Making Sense of Skyboxes in VR Design
How the physics of our real world translate to VR design practices.
Imagine standing on a mountain, looking up and around with a clear view of the sky and clouds surrounding you. This is our real-world skybox. It’s what we perceive as far as the eye can see. It’s all around us, above and to the horizon in every direction. It’s our backdrop.
As a design element, the skybox is really just a sphere of imagery that can be made from a photo, texture, or rendered artwork. When it’s placed in a scene, it extends out to infinity without a perceivable edge, giving an illusion of depth and reality. The skybox is an essential component in virtual reality design — it’s like a panoramic wrapper that projects an entire background scene onto your interface.
As I started designing my first VR experience, I wasn’t planning on creating a traditional game with a character solving puzzles or running through a forest shooting zombies. Instead, I wanted to let users explore the interiors of cars using a non-room scale system. I could put someone in the center of a scene, wrap them up in a cozy skybox blanket, project the car image around them, and let them look around. I quickly realized that skyboxes could be used for more than just blue skies and fluffy clouds.

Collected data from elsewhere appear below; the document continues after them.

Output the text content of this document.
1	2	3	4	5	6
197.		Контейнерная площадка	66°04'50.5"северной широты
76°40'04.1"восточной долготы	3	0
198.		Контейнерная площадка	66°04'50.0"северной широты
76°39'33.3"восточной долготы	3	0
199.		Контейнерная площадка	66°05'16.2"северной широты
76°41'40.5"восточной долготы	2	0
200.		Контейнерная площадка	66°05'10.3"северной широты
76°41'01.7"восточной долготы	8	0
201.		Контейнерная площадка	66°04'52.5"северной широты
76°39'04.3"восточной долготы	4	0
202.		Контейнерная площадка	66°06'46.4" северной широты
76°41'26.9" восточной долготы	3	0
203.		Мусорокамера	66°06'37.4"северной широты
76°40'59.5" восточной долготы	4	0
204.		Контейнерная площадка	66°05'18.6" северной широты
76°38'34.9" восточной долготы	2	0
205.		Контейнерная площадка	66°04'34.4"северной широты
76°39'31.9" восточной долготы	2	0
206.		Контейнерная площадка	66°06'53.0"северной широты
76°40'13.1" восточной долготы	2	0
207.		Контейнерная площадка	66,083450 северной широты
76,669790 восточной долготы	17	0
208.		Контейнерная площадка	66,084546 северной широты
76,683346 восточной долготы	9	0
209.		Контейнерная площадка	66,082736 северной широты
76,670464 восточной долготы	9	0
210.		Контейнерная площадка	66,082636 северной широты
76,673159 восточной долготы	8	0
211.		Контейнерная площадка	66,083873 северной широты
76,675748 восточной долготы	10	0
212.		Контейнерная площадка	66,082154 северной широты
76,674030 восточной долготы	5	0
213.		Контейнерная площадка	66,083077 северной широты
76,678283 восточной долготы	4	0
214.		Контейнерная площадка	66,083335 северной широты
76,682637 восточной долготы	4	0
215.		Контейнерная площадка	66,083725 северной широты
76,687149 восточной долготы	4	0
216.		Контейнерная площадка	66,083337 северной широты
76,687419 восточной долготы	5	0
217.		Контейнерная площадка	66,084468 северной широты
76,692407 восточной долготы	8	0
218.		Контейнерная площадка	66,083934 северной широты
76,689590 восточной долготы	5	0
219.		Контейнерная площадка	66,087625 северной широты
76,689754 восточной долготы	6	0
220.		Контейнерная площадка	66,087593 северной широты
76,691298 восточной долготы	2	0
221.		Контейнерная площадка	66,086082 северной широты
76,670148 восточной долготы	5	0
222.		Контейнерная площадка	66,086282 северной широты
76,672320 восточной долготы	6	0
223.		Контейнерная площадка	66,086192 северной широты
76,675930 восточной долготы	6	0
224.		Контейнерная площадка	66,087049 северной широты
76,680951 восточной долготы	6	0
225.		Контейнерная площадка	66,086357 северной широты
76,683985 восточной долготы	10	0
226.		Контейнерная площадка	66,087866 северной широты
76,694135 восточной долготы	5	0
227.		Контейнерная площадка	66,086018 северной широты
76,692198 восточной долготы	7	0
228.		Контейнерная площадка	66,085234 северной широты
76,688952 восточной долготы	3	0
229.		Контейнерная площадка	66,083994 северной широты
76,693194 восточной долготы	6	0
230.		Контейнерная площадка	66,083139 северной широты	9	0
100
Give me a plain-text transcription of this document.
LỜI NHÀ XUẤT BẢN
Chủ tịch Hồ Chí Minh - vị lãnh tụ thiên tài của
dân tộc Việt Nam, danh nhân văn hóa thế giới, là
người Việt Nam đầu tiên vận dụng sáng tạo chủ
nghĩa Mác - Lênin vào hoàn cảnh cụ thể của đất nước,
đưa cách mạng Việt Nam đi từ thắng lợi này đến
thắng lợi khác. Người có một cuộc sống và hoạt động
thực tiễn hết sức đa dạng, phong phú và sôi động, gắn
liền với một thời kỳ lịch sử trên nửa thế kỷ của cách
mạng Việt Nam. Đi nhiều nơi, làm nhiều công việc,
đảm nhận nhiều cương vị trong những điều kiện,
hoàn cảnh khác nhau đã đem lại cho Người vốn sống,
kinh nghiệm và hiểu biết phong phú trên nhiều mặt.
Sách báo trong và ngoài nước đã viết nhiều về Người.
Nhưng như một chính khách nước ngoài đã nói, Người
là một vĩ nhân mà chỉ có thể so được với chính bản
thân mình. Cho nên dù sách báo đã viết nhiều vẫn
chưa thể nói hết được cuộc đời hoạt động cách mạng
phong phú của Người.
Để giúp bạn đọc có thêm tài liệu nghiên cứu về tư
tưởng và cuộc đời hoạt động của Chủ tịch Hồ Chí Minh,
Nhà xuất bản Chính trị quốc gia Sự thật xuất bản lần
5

As a result, I’ve been thinking more about skyboxes — what they are, the types of materials and methods used to make them, and how they can be used in VR as well as less typical applications — along with how to create depth and realism in a 360˙ scene as a whole. So I thought I’d share some of my thoughts, research, and resources with you to see what you think.
So, where else have we seen skyboxes?
You’ve definitely seen the skyboxes in other places — like at the movies. Imagine a story where the characters are wrapped in a giant bubble separating them from the real world. They don’t know anything beyond it. We know their surroundings are fake, but those poor fools don’t have a clue. Hmm.. where have we seen this before?
I really hope you didn’t guess BioDome.
It’s Hunger Games, of course. (I’ll give you points for guessing The Truman Show, too. But they took most of the movie to figure out they were stuck in a bubble.)
Anything the characters see above them and at a distance is actually their skybox. It’s feels like their reality. Anything they walk on is their terrain or plane. And any of the items that they encounter are like the equivalent of 3D assets.
In the end, they manage to work their way to the edge to burst the bubble and climb out, which totally breaks the idea of the skybox, but let’s not get into that small Hollywood technicality…
Let’s put aside fiction and get technical for a moment. While writing this article, I spent a lot of time thinking about what skyboxes “really are.” As I dug around looking for info, I realized that skyboxes aren’t unique to game design environments. In astronomy, there is the celestial sphere — an imaginary sphere of infinite radius, centered at the observer.
This looks really similar to a skybox, doesn’t it? The celestial sphere actually correlates pretty nicely to designing in VR if you can imagine placing a camera at the center, then the infinite sphere surrounding it would be your game skybox. You’d project an image onto the inside of the sphere to create the skybox scenery.
Within this scope, distances and line of sight also become important considerations. How far can the player in your VR world see? What should they see in the distance where the land appears to meet the sky? How can the player’s position affect their range of view? This all has to do with the horizon.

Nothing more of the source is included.